Depressive Disorders: Overview
Depressive disorders are a group of mental health conditions characterized by persistent sadness, hopelessness, and loss of interest in daily activities. They vary in severity, duration, and specific symptoms. The DSM-5 (Diagnostic and Statistical Manual of Mental Disorders) categorizes several types, including:
1. Major Depressive Disorder (MDD)
- Key Features:
- Depressed mood or loss of interest in activities (anhedonia) for ≥2 weeks.
- Accompanied by ≥5 symptoms (e.g., sleep changes, fatigue, guilt, poor concentration, appetite/weight changes, suicidal thoughts).
- Subtypes:
- Melancholic (severe anhedonia, worse in mornings)
- Atypical (mood reactivity, increased sleep/appetite)
- Psychotic (delusions/hallucinations)
- Seasonal Pattern (recurrent in winter, aka Seasonal Affective Disorder)
2. Persistent Depressive Disorder (PDD / Dysthymia)
- Chronic, low-grade depression lasting ≥2 years (1 year in children).
- Symptoms are less severe than MDD but more enduring.
- Often overlaps with MDD (“double depression”).
3. Premenstrual Dysphoric Disorder (PMDD)
- Severe mood swings, irritability, and depression before menstruation, resolving after onset.
- More intense than typical PMS, interfering with daily life.
4. Disruptive Mood Dysregulation Disorder (DMDD)
- Children/adolescents with chronic irritability and severe temper outbursts.
- Prevents misdiagnosis of bipolar disorder in kids.
5. Substance/Medication-Induced Depressive Disorder
- Depression triggered by drugs, alcohol, or medications (e.g., steroids, interferon).
6. Depressive Disorder Due to Another Medical Condition
- Caused by illnesses like hypothyroidism, Parkinson’s, or chronic pain.
Common Symptoms Across Depressive Disorders
- Emotional: Sadness, emptiness, guilt, worthlessness.
- Cognitive: Poor concentration, indecisiveness, suicidal thoughts.
- Physical: Fatigue, sleep/appetite changes, aches.
- Behavioral: Social withdrawal, loss of motivation.
Causes & Risk Factors
- Biological: Genetics, neurotransmitter imbalances (serotonin, dopamine).
- Psychological: Trauma, chronic stress, negative thought patterns.
- Environmental: Loss, abuse, isolation, financial strain.
Treatment Options
- Psychotherapy:
- CBT (Cognitive Behavioral Therapy) – Challenges negative thoughts.

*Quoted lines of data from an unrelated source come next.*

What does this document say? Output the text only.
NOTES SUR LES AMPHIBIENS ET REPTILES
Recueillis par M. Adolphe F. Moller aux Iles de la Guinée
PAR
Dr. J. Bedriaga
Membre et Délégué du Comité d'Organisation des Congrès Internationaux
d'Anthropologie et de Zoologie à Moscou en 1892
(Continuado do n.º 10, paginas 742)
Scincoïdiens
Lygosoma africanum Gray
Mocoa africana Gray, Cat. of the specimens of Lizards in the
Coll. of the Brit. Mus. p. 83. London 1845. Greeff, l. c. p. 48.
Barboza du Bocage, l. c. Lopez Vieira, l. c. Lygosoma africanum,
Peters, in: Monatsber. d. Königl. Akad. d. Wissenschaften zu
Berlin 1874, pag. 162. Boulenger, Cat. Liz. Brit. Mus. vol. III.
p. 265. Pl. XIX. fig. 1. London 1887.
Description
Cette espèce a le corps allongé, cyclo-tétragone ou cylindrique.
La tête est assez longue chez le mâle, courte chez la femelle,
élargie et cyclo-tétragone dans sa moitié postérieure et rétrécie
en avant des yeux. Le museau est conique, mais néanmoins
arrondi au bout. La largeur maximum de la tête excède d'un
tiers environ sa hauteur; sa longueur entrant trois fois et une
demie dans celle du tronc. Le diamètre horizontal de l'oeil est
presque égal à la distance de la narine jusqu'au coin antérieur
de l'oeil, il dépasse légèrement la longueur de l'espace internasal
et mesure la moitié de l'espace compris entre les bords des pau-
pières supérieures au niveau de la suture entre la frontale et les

- IPT (Interpersonal Therapy) – Focuses on relationship issues.
- Psychodynamic Therapy – Explores unconscious conflicts.
- Medications:
- SSRIs (e.g., fluoxetine, sertraline) – First-line for MDD.
- SNRIs (e.g., venlafaxine, duloxetine) – For comorbid pain/anxiety.
- Atypical Antidepressants (e.g., bupropion, mirtazapine) – Alternative options.
- Other Treatments:
- ECT (Electroconvulsive Therapy) – For severe, treatment-resistant cases.
- TMS (Transcranial Magnetic Stimulation) – Non-invasive brain stimulation.
- Lifestyle Changes: Exercise, sunlight exposure, sleep hygiene.
Differential Diagnosis
- Bipolar Disorder (requires history of mania/hypomania).
- Adjustment Disorder (short-term stress-related depression).
- Grief (typically improves over time, whereas MDD persists).
When to Seek Help
- Symptoms last >2 weeks and impair work/school/relationships.
- Suicidal thoughts or self-harm behaviors (seek immediate help).